Site Reliability Engineer (SRE)
Role details
Job location
Tech stack
Job description
- Mentor and evangelize on observability best practices, SLIs/SLOs, and reliability culture across engineering teams.
- Contributing to and maintaining Tulip's triage & remediation processes for both Humans and AI
- Help architect our systems for growth and scale.
- Implement internal tools to automate common developer tasks.
- Perform incident response and debug production issues across the entire stack.
- Design, build, and maintain the core infrastructure used by all of Tulip's engineering teams.
- Work to automate detection and resolution of recurring issues.
Requirements
- You have experience building and maintaining stable infrastructure at scale.
- You can reason about systems - their edge cases, failure modes, and life cycles.
- You're excited about setting the technical agenda and coming up with novel, broad ideas.
- You regularly keep up with the newest AI advancements in the realm of Observability & Monitoring, and experiment with emergent ways of work.
- You can debug complex issues across the entire stack.
- You're opinionated about the tools and frameworks that work best.
- You enjoy building for other engineers equally, if not more, than building for a customer.
- You know what a good SLA looks like, and can teach others how to spot one.
What skills do I need?
- You have 5+ years of experience working with open source Observability tools (e.g. LGTM stack)
- You have hands-on experience instrumenting distributed systems using OpenTelemetry and managing metrics pipelines with Prometheus at scale.
- You have hands on experience developing and distributing Claude Skills, Gemini Gems, or any other generic AI processes and are able to iterate on their efficacy
- You have experience working with time-series data, ideally using promQL
- You can pick up new languages/frameworks with ease. We currently run Go and Typescript services on Kubernetes.
- You can communicate as well as you can code. You understand the value of discussion and work best in a team that champions clear and frequent communication.
Benefits & conditions
We're building a strong, diverse team that values hard work, families, and personal well-being. Benefits of working with us include:
- Direct impact on product and culture
- Company equity
- Competitive benefits package including Health, Dental, Vision, Short-term Disability, Long-term Disability, Life Insurance, AD&D Insurance, Flexible Spending Account (FSA), Commuter Benefits, Parental Leave, and 401(K)
- Flexible work schedule and unlimited vacation policy
- Virtual company events and happy hours
- Fitness subsidies
We are an equal opportunity employer. At Tulip, we celebrate all. Qualified applicants will receive consideration for employment without regard to race, religion, color, national origin, gender, sexual orientation, age, marital status, veteran status, or disability status. Help us build an inclusive community that will transform frontline operations.
The compensation information displayed on each job posting reflects the range for new hire pay rates for the position across all US locations. Within the range posted, actual compensation will be determined depending on multiple factors including job-related knowledge & skills, experience, business needs, geographical location, market compensation data, and internal equity. Expected compensation ranges for this role may change over time. The salary range for this position is $150,000 - $190,000 per year.
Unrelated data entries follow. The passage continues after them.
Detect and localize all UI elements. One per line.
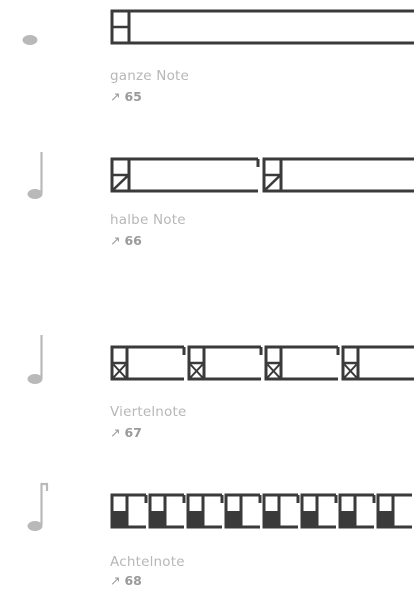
reference-arrow-icon: ↗: [110, 425, 121, 440]
note-row-whole: ganze Note ↗ 65: [0, 0, 414, 120]
eighth-note-icon: [27, 482, 49, 531]
page-reference[interactable]: ↗ 68: [110, 573, 142, 588]
note-name: Achtelnote: [110, 554, 185, 570]
reference-number: 66: [124, 233, 142, 248]
reference-arrow-icon: ↗: [110, 573, 121, 588]
whole-note-icon: [22, 35, 38, 45]
reference-arrow-icon: ↗: [110, 233, 121, 248]
rhythm-pattern-whole: [110, 9, 414, 45]
page-reference[interactable]: ↗ 65: [110, 89, 142, 104]
reference-arrow-icon: ↗: [110, 89, 121, 104]
rhythm-pattern-eighth: [110, 493, 412, 529]
page-reference[interactable]: ↗ 67: [110, 425, 142, 440]
note-row-half: halbe Note ↗ 66: [0, 140, 414, 260]
note-name: ganze Note: [110, 68, 190, 84]
rhythm-pattern-half: [110, 157, 414, 193]
reference-number: 68: [124, 573, 142, 588]
note-name: halbe Note: [110, 212, 186, 228]
reference-number: 65: [124, 89, 142, 104]
quarter-note-icon: [27, 335, 43, 384]
half-note-icon: [27, 152, 43, 199]
note-name: Viertelnote: [110, 404, 187, 420]
note-row-quarter: Viertelnote ↗ 67: [0, 325, 414, 450]
note-row-eighth: Achtelnote ↗ 68: [0, 470, 414, 595]
reference-number: 67: [124, 425, 142, 440]
rhythm-pattern-quarter: [110, 345, 414, 381]
page-reference[interactable]: ↗ 66: [110, 233, 142, 248]
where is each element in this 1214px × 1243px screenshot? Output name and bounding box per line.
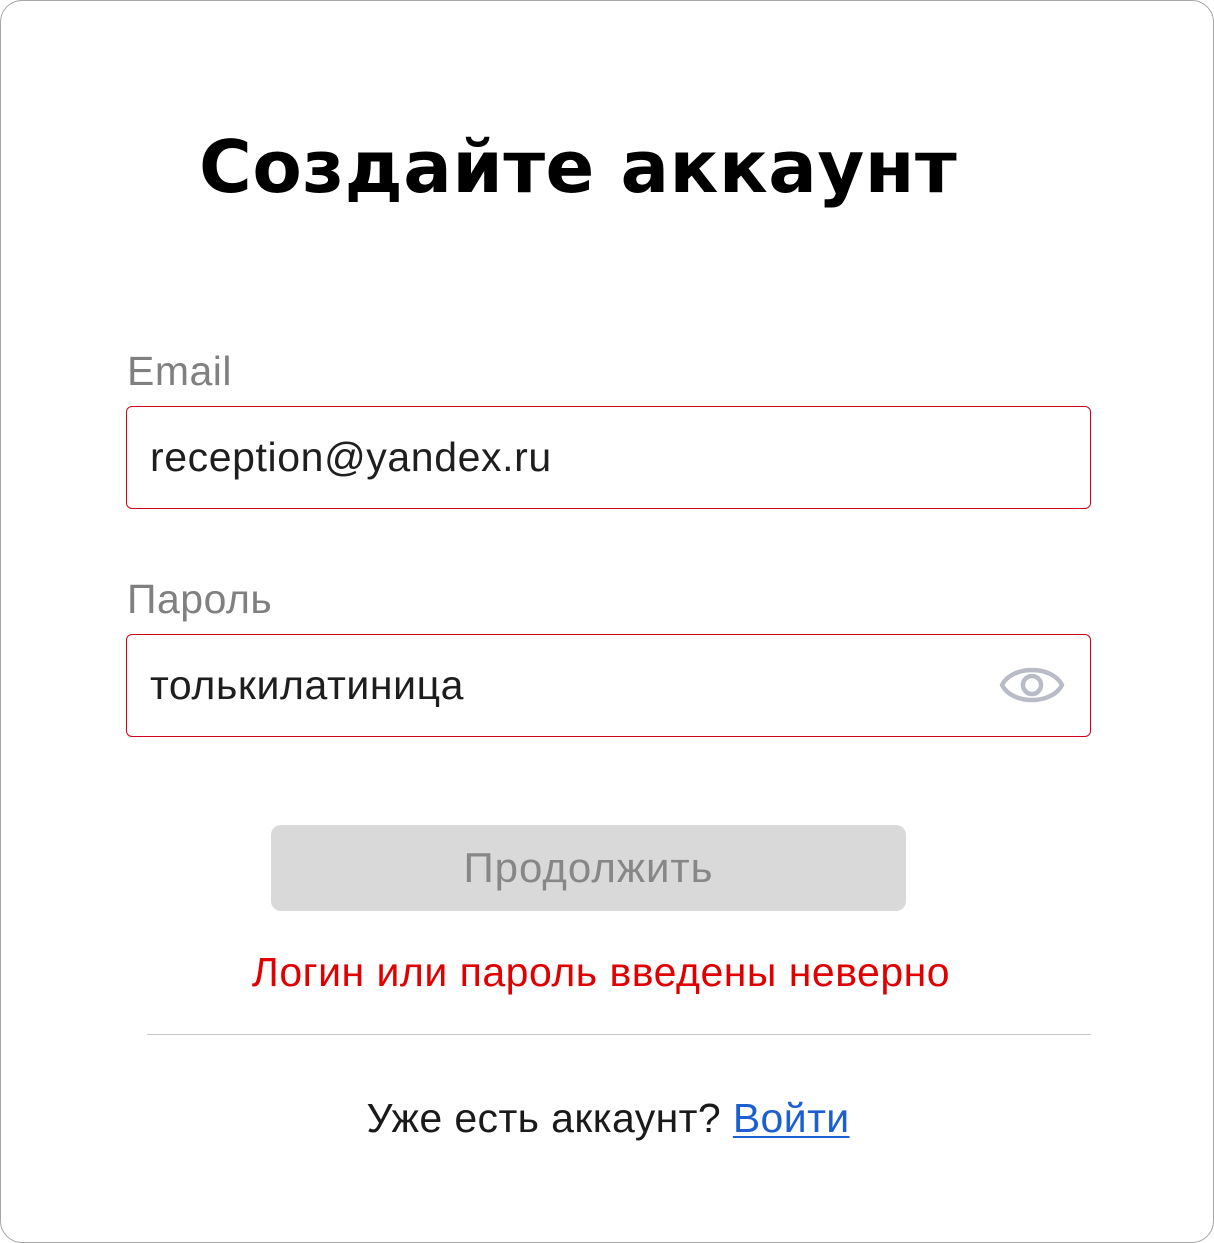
email-input[interactable] <box>150 407 970 508</box>
email-label: Email <box>127 348 233 394</box>
login-prompt: Уже есть аккаунт? Войти <box>1 1092 1214 1144</box>
login-prompt-text: Уже есть аккаунт? <box>366 1095 733 1141</box>
eye-icon[interactable] <box>998 657 1066 713</box>
password-field-box <box>126 634 1091 737</box>
signup-card: Создайте аккаунт Email Пароль Продолжить… <box>0 0 1214 1243</box>
continue-button[interactable]: Продолжить <box>271 825 906 911</box>
divider <box>147 1034 1091 1035</box>
page-title: Создайте аккаунт <box>199 125 958 209</box>
login-link[interactable]: Войти <box>733 1095 850 1141</box>
password-input[interactable] <box>150 635 970 736</box>
email-field-box <box>126 406 1091 509</box>
password-label: Пароль <box>127 576 273 622</box>
error-message: Логин или пароль введены неверно <box>251 949 951 995</box>
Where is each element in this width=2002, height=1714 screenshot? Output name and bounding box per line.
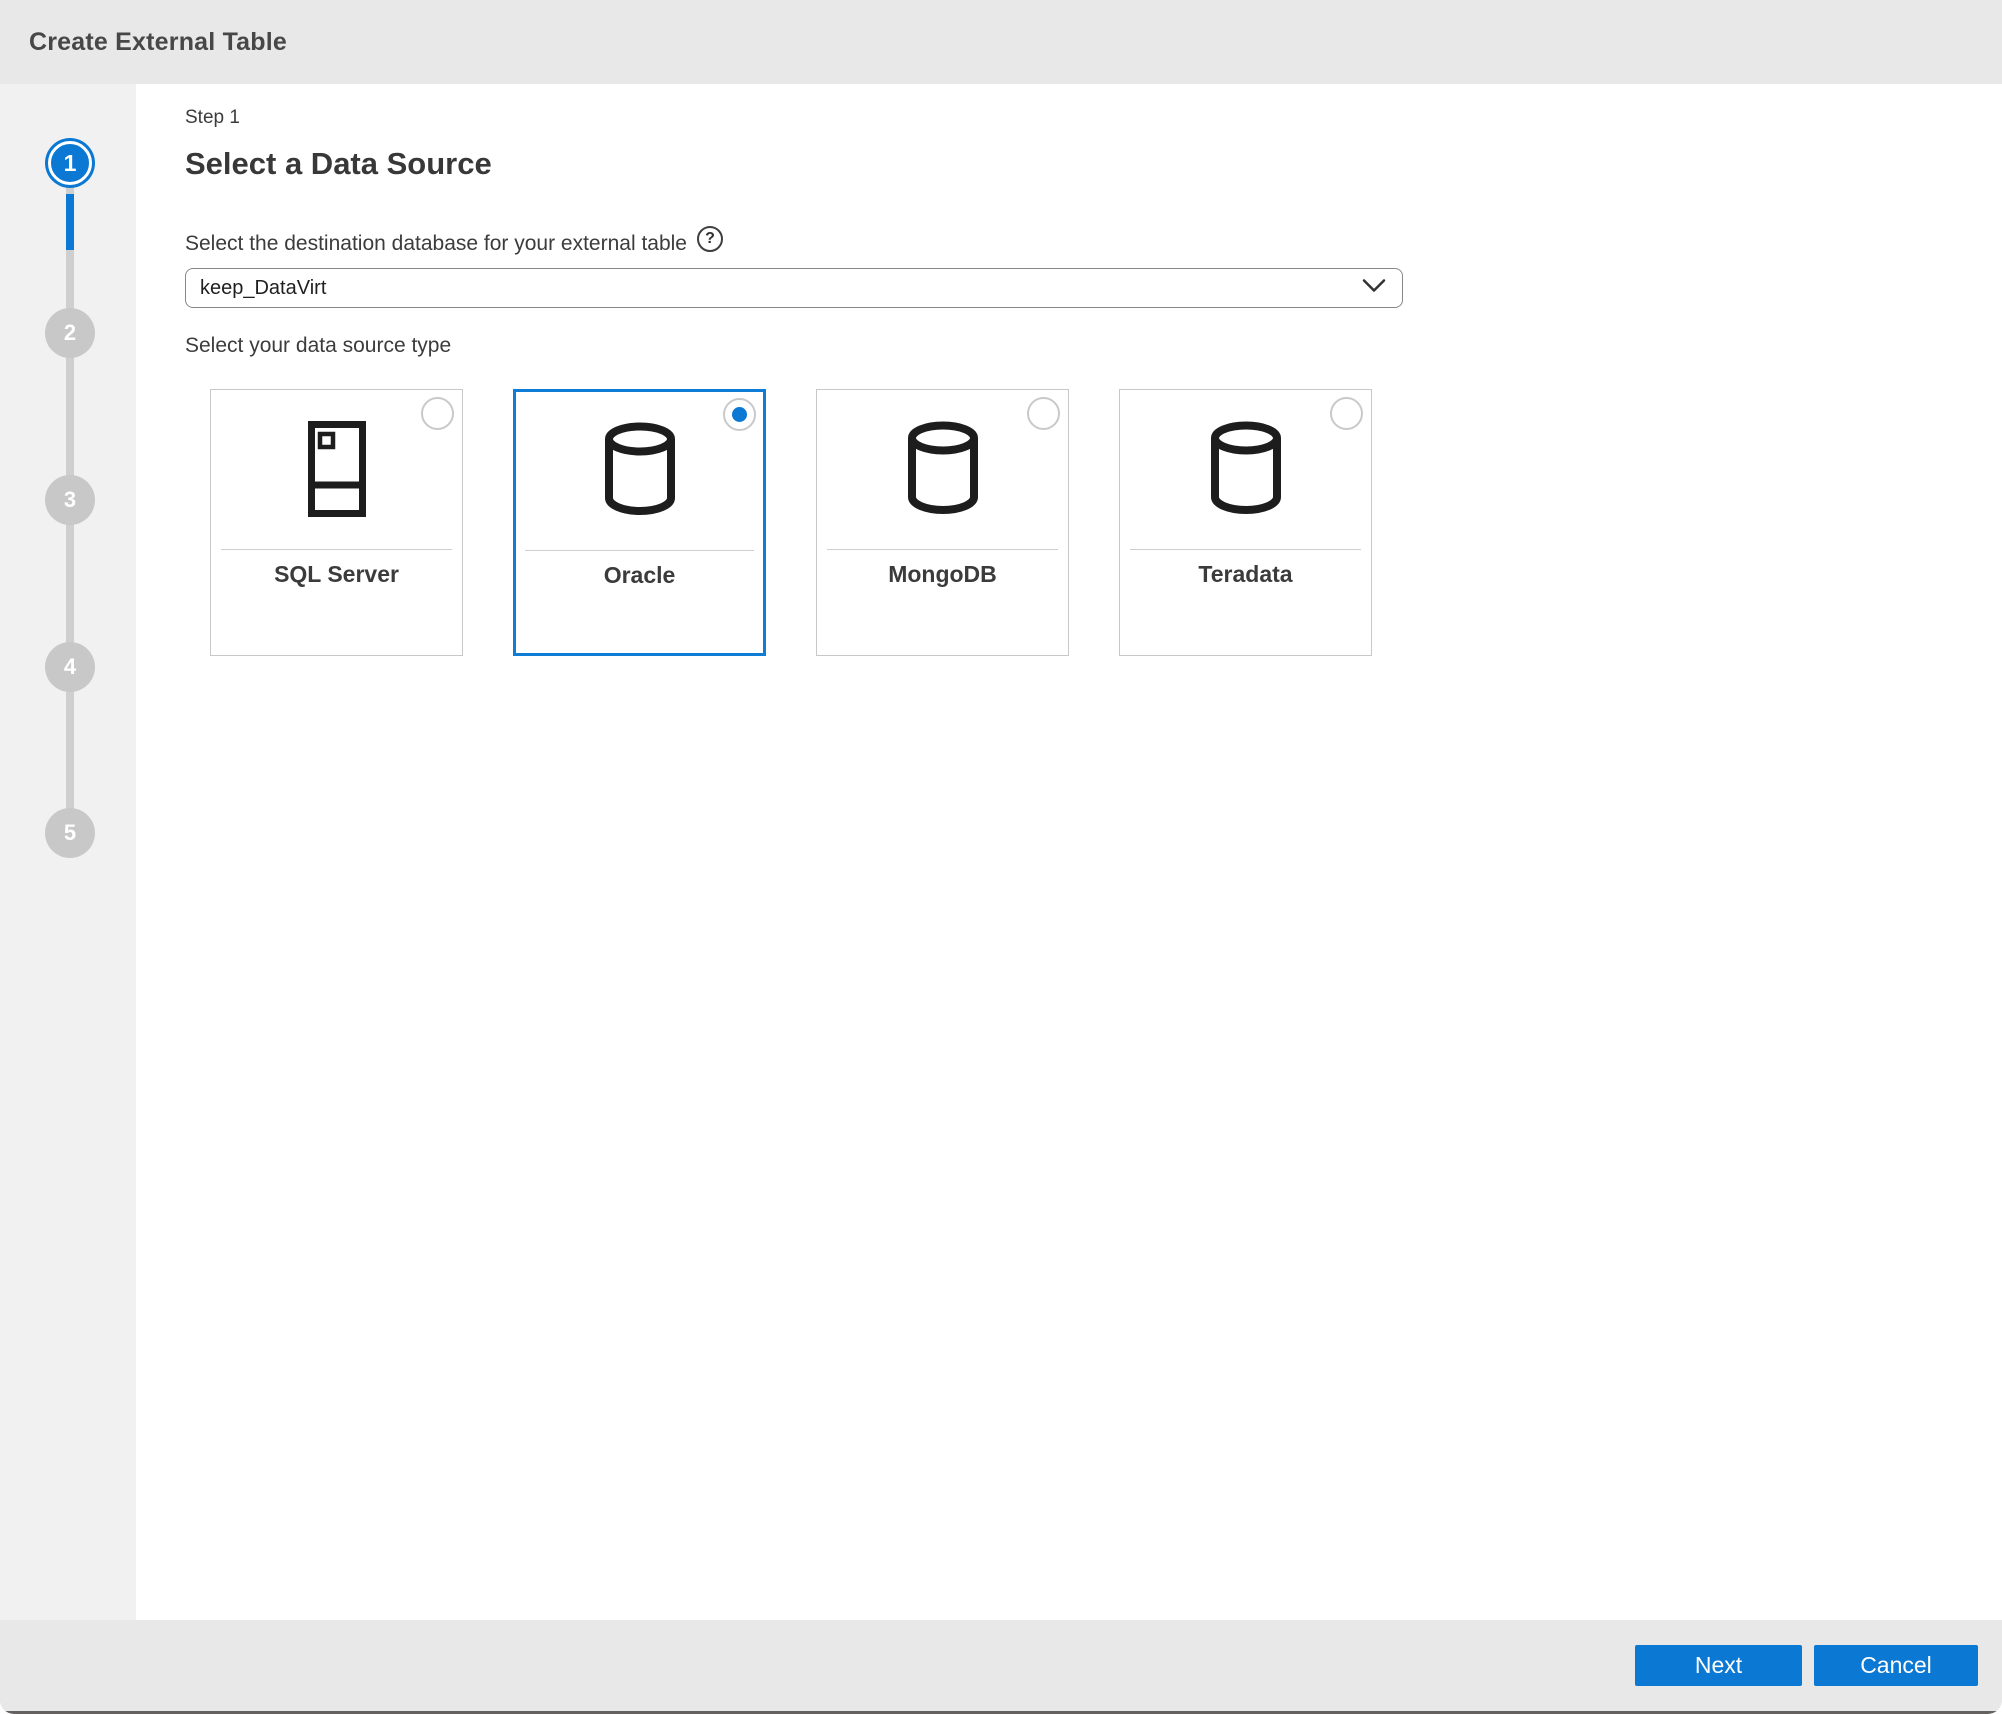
sql-server-icon — [211, 421, 462, 517]
step-indicator-2[interactable]: 2 — [45, 308, 95, 358]
dialog-header: Create External Table — [0, 0, 2002, 84]
step-number: 2 — [64, 320, 76, 346]
card-divider — [827, 549, 1058, 550]
cancel-button[interactable]: Cancel — [1814, 1645, 1978, 1686]
card-divider — [1130, 549, 1361, 550]
destination-db-label-row: Select the destination database for your… — [185, 231, 2002, 257]
step-indicator-4[interactable]: 4 — [45, 642, 95, 692]
destination-db-label: Select the destination database for your… — [185, 232, 687, 256]
page-title: Select a Data Source — [185, 145, 2002, 183]
card-label: Oracle — [515, 562, 764, 589]
data-source-cards: SQL Server Oracle — [210, 389, 2002, 656]
step-connector-progress — [66, 194, 74, 250]
card-teradata[interactable]: Teradata — [1119, 389, 1372, 656]
step-number: 4 — [64, 654, 76, 680]
card-label: MongoDB — [817, 561, 1068, 588]
database-icon — [817, 421, 1068, 517]
database-icon — [515, 422, 764, 518]
card-mongodb[interactable]: MongoDB — [816, 389, 1069, 656]
create-external-table-dialog: Create External Table 1 2 3 4 5 Step 1 S… — [0, 0, 2002, 1714]
card-divider — [221, 549, 452, 550]
dialog-title: Create External Table — [29, 28, 287, 57]
step-number: 5 — [64, 820, 76, 846]
card-divider — [525, 550, 754, 551]
card-label: Teradata — [1120, 561, 1371, 588]
wizard-page-content: Step 1 Select a Data Source Select the d… — [136, 84, 2002, 1620]
next-button[interactable]: Next — [1635, 1645, 1802, 1686]
chevron-down-icon — [1362, 279, 1386, 298]
database-icon — [1120, 421, 1371, 517]
step-number: 1 — [64, 150, 77, 177]
card-sql-server[interactable]: SQL Server — [210, 389, 463, 656]
step-indicator-1[interactable]: 1 — [48, 141, 92, 185]
card-oracle[interactable]: Oracle — [513, 389, 766, 656]
destination-db-select[interactable]: keep_DataVirt — [185, 268, 1403, 308]
source-type-label: Select your data source type — [185, 334, 2002, 360]
dialog-footer: Next Cancel — [0, 1620, 2002, 1714]
wizard-step-rail: 1 2 3 4 5 — [0, 84, 136, 1620]
step-label: Step 1 — [185, 106, 2002, 129]
card-label: SQL Server — [211, 561, 462, 588]
step-number: 3 — [64, 487, 76, 513]
step-indicator-5[interactable]: 5 — [45, 808, 95, 858]
help-icon[interactable]: ? — [697, 226, 723, 252]
step-indicator-3[interactable]: 3 — [45, 475, 95, 525]
destination-db-value: keep_DataVirt — [200, 277, 326, 300]
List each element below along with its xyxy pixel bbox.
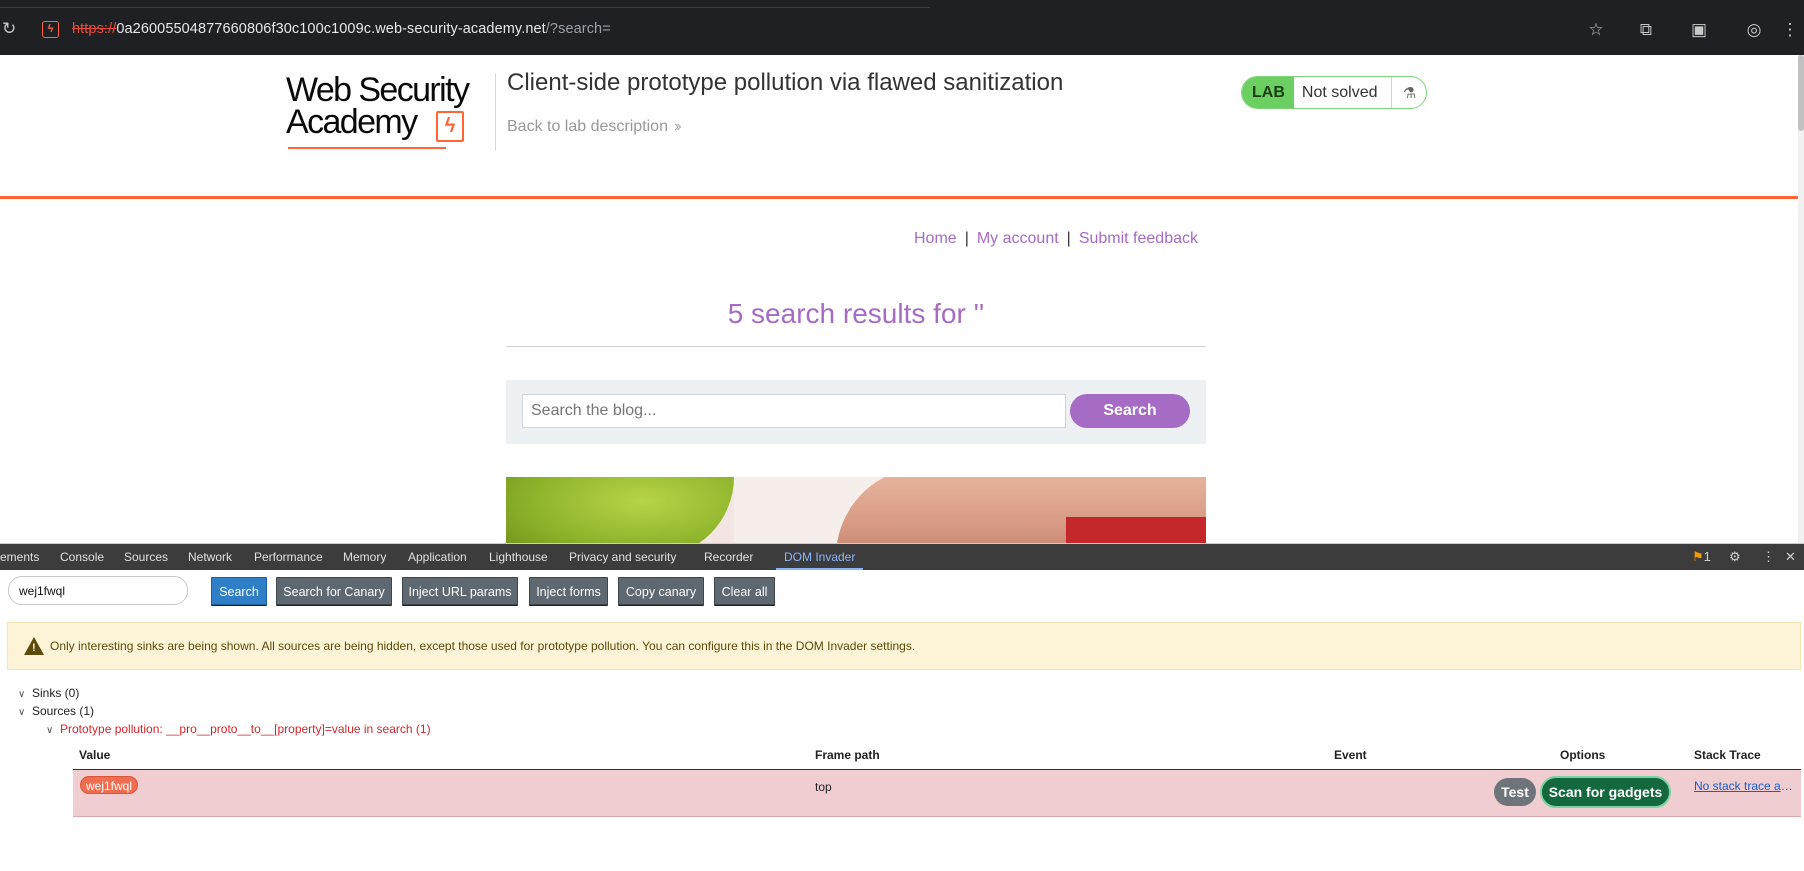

It is unlawful in Massachusetts to require or administer a lie detector test as a condition of employment or continued employment. An employer who violates this law shall be subject to criminal penalties and civil liability.
Please note that we may use AI-based tools to support parts of our hiring process. All data processing is carried out in compliance with local data protection laws, ensuring all personal candidate information is handled securely and ethically.